Santos, Alfredo Augusto de Meneses e (pe.)

[N. Madalena, ilha do Pico, 16.2.1861 – m. Santa Cruz das Flores, 3.5.1942] Padre. Ordenado em 16 de Agosto de 1885, foi colocado sucessivamente nas paróquias de S. Sebastião, em Angra do Heroísmo, e da Candelária, ilha do Pico, até ser provido cura da Matriz de Santa Cruz das Flores, em 26 de Fevereiro de 1890. Após alguns meses na situação de manente, foi colocado como cura na Fajã Grande, ilha das Flores, em 26 de Fevereiro de 1892, ano em que foi também reitor interino na freguesia da Caveira desta ilha (cf. Gomes, 1997: 128).

Depois de passar pela ilha de S. Jorge, partiu para a Califórnia, em 1893, onde foi assistente nas igrejas portuguesas de S. José, em Oakland (1893-1895) e de S. Leandro, na cidade do mesmo nome (1895-1899), ambas da arquidiocese de São Francisco (Carlos, 2000: 31).

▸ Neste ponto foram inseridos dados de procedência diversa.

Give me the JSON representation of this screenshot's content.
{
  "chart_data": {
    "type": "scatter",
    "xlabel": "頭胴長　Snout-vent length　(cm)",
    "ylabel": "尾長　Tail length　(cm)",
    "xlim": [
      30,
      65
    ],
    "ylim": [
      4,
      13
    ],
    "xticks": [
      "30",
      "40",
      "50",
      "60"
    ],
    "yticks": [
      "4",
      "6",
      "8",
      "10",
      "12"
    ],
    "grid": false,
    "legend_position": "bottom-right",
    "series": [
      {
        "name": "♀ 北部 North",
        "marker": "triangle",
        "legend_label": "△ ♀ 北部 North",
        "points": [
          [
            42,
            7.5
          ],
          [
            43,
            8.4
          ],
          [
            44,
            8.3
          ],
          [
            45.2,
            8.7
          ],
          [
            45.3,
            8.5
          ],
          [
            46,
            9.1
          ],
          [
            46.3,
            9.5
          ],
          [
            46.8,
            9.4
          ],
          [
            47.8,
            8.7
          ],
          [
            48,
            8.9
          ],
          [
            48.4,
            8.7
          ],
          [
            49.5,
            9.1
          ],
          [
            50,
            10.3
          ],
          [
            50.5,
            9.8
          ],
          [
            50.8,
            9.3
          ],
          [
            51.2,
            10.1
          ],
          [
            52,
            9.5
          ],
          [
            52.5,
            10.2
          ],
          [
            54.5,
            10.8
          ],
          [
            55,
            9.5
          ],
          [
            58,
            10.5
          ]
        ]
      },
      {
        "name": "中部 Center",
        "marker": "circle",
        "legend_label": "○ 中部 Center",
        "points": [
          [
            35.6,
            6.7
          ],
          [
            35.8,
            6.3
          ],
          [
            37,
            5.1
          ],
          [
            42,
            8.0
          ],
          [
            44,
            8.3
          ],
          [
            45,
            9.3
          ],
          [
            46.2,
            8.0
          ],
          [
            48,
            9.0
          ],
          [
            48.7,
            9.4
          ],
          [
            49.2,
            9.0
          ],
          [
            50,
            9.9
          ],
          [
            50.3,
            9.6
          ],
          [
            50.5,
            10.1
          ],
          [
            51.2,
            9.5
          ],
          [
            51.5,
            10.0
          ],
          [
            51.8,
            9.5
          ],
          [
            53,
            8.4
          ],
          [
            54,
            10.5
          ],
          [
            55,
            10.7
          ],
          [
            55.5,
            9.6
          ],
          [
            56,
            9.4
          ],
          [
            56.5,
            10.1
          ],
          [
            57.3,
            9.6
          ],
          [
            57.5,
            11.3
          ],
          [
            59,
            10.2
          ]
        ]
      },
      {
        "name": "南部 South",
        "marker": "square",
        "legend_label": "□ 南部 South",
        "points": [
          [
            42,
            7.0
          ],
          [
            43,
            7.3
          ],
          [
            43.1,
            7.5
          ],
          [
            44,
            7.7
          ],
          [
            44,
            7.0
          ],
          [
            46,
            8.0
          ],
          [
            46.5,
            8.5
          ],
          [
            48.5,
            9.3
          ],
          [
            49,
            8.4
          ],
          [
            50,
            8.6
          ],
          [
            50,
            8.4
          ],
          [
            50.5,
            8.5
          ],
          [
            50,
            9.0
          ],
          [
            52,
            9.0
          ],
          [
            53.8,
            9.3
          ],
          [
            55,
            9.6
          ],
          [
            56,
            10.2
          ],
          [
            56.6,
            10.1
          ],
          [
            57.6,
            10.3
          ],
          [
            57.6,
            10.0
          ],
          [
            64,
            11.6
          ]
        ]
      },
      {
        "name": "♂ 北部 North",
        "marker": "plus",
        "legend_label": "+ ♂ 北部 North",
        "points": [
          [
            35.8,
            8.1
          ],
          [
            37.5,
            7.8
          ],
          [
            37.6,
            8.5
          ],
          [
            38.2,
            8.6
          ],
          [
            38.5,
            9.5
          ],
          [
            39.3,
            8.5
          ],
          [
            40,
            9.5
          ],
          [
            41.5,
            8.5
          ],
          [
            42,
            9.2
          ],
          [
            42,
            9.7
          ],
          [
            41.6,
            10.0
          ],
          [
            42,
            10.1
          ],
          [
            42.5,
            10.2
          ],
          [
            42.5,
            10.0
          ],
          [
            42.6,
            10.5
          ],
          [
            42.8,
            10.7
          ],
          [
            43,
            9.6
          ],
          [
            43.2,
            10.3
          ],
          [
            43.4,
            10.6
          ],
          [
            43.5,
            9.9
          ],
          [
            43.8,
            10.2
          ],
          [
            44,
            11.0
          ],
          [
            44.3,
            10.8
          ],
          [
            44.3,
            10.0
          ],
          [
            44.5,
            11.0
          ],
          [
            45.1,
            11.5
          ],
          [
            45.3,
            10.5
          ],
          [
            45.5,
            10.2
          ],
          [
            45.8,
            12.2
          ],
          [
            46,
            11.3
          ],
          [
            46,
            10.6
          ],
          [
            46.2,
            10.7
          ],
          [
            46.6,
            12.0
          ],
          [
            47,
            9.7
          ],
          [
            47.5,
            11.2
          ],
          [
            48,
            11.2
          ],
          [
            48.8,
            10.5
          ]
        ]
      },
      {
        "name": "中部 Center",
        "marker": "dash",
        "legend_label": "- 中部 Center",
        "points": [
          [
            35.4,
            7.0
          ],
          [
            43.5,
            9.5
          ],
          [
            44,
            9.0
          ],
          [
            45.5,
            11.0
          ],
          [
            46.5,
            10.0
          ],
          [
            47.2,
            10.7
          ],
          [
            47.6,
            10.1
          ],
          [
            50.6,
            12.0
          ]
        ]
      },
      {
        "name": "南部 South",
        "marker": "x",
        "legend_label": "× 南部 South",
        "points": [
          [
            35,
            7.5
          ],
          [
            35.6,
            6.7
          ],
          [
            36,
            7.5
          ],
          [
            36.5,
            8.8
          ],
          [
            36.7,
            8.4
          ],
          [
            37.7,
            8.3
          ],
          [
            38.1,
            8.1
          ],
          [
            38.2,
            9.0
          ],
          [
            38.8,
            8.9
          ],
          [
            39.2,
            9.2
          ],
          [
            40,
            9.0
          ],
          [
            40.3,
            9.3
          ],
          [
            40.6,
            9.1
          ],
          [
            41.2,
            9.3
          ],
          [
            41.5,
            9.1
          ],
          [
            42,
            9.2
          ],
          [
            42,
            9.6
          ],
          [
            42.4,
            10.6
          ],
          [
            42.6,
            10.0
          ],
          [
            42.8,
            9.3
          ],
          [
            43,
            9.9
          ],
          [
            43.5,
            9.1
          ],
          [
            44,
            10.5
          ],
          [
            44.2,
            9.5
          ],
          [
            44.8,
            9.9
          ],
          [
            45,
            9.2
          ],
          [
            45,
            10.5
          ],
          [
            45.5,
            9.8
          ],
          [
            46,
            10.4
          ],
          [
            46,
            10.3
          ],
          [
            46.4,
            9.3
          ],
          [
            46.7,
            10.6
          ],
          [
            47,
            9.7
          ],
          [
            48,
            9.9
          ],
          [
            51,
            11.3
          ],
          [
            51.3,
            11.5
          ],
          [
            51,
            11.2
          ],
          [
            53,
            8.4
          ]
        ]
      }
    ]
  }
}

Sem ónus sacerdotal, regressou à ilha das Flores, em 1899, fixando residência na vila de Santa Cruz, onde abriu banca de solicitador judicial. Em 1906, foi colocado como reitor no lugar da Ponta da Fajã. A partir de 1915 foi capelão da Santa Casa da Misericórdia de Santa Cruz (Gomes, 1997: 128).

Foi o organizador da primeira festa da Fonte Frade, a 14 de Setembro de 1933, que reuniu cerca de 5000 florentinos e que é tida como a maior romaria de sempre realizada na ilha das Flores (Trigueiro, 2004: 149-150). Luís M. Arruda

Bibl. Carlos, J. (2000), Daqui houve missionários até aos confins do mundo. Braga, Ed. do autor. Gomes, F. A. N. P. (1997), A ilha das Flores / Da redescoberta à actualidade (Subsídios para a sua História). Lajes das Flores, Câmara Municipal das Lajes das Flores. Trigueiro, J. A. A. (2004), Florentinos que se distinguiram – (Contributo histórico). Lajes das Flores, Câmara Municipal das Lajes das Flores.